|Case Study - Page 3|
How does this work in practice? In Sensorimotor Psychotherapy, as we notice habitual emotional or somatic responses, we ask clients to pause during recitations of past events and current difficulties, and then notice what's happening in their bodies. In this way, old responses are spontaneously interrupted as the client directs attention in a mindful way to the experience of the present moment.
When Carrie was asked to see what was happening "inside" as she recounted her husband's latest outburst, she first noticed a feeling of fear and the sensation that her heart was racing, and then she tightened up and stopped breathing for a moment. Her body felt rigid. Encouraged to keep observing what was happening, she noticed that her shoulders and chest suddenly felt heavy and sunken, and feelings of sadness welled up, to which she attached the word "hopeless." She felt paralyzed, unable to speak or act. Her body couldn't shift its longstanding childhood "script." She felt little, scared, sad, and helpless.
Because neuroplastic change requires mindful attention to inhibiting habitual responses and the repetition of something new, Carrie's therapist asked her to focus just on these deflated sensations and then notice what happened inside if she lengthened her spine slightly. "I can breathe," she said with surprise. Her gaze could now take in the room, and she and her therapist noticed that her body was no longer collapsed. Gone, too, was the hopeless feeling. Instead, she was laughing: "The weirdest thing is the doctors say I have emphysema, but right now I'm breathing without effort."

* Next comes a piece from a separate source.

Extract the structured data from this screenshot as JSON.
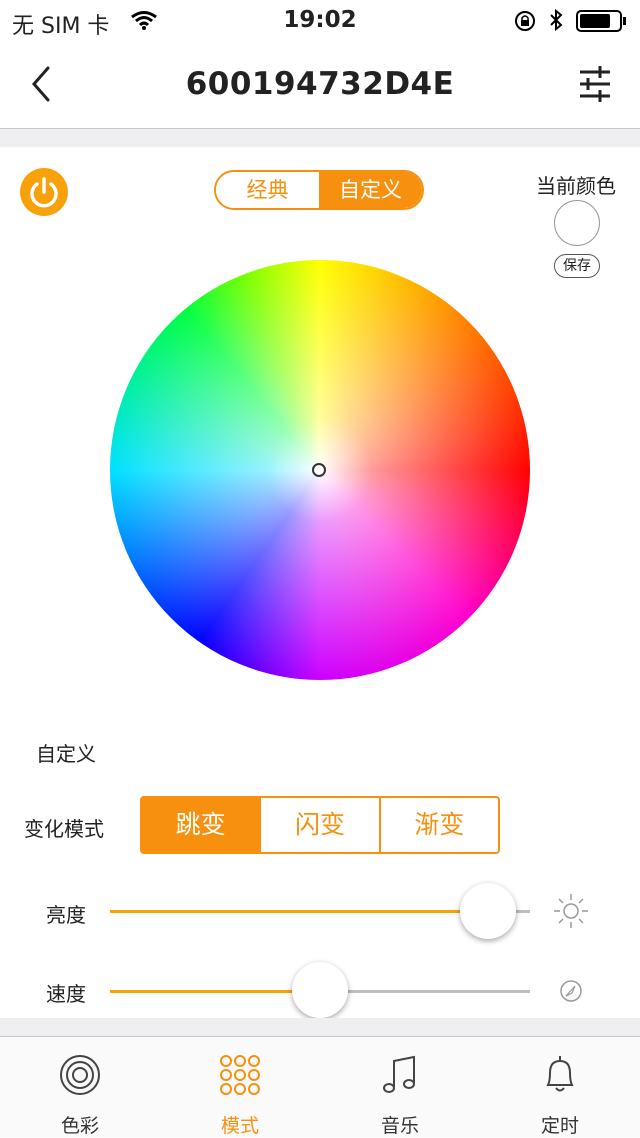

When we freeze like the proverbial "deer in the headlights," all movement, including the breath, is inhibited. As Carrie lengthened her spine, she "unfroze" and counteracted the submission responses in her chest and shoulders—a signal to the body to breathe again. To this day, she experiences an increased ability to breathe normally whenever she remembers to lengthen her spine.
In this first session, we repeatedly used the image of her husband's most recent angry outburst to stimulate the old responses. As she envisioned his belligerent expression and menacing tone, her body would respond in its habitual way, and then she'd practice the simple intervention of lengthening her spine until, after six to eight trials, it became easier and more automatic. The therapy session had become more like a gym session with a personal trainer: the same physical movements rehearsed again and again. In this way, Carrie was learning to redirect her attention from her old, automatic freezing response to a new physical posture, which immediately made her feel less afraid and hopeless, more solid and confident.
That night, when her husband's irritability threatened to trigger the old freeze-and-collapse reaction and reduce her to tears, she remembered to lengthen her spine and focus on that physical movement, rather than her habitual feelings. Much to her surprise, after a few seconds, he didn't seem so frightening, and she didn't feel as compelled to soothe him. She did feel more empathy toward him, noticing how hard it was for him to tolerate his increasing physical frailty. But for the first time, she began to consider that this really was his problem, not hers.
At the next session, thoughts of her husband's impending return from a business trip activated Carrie's fears of an angry tirade induced by the strain of travel. How would he act? How would she respond? At this session, after a brief discussion of her anxiety, she was asked to inhibit the oft-told narrative about his behavior to focus on her body and then to notice what happened if she raised both arms and hands to make a "Stop" gesture. At first, she experienced positive feelings of solidity and strength, but as she continued to focus attention on these movements, sadness came up, accompanied by a sense of heaviness around her heart. "After all these years, I have to shut him out to feel safe. It's so lonely. I miss him," she said, her chest caving a little as if she were carrying the weight of the loss.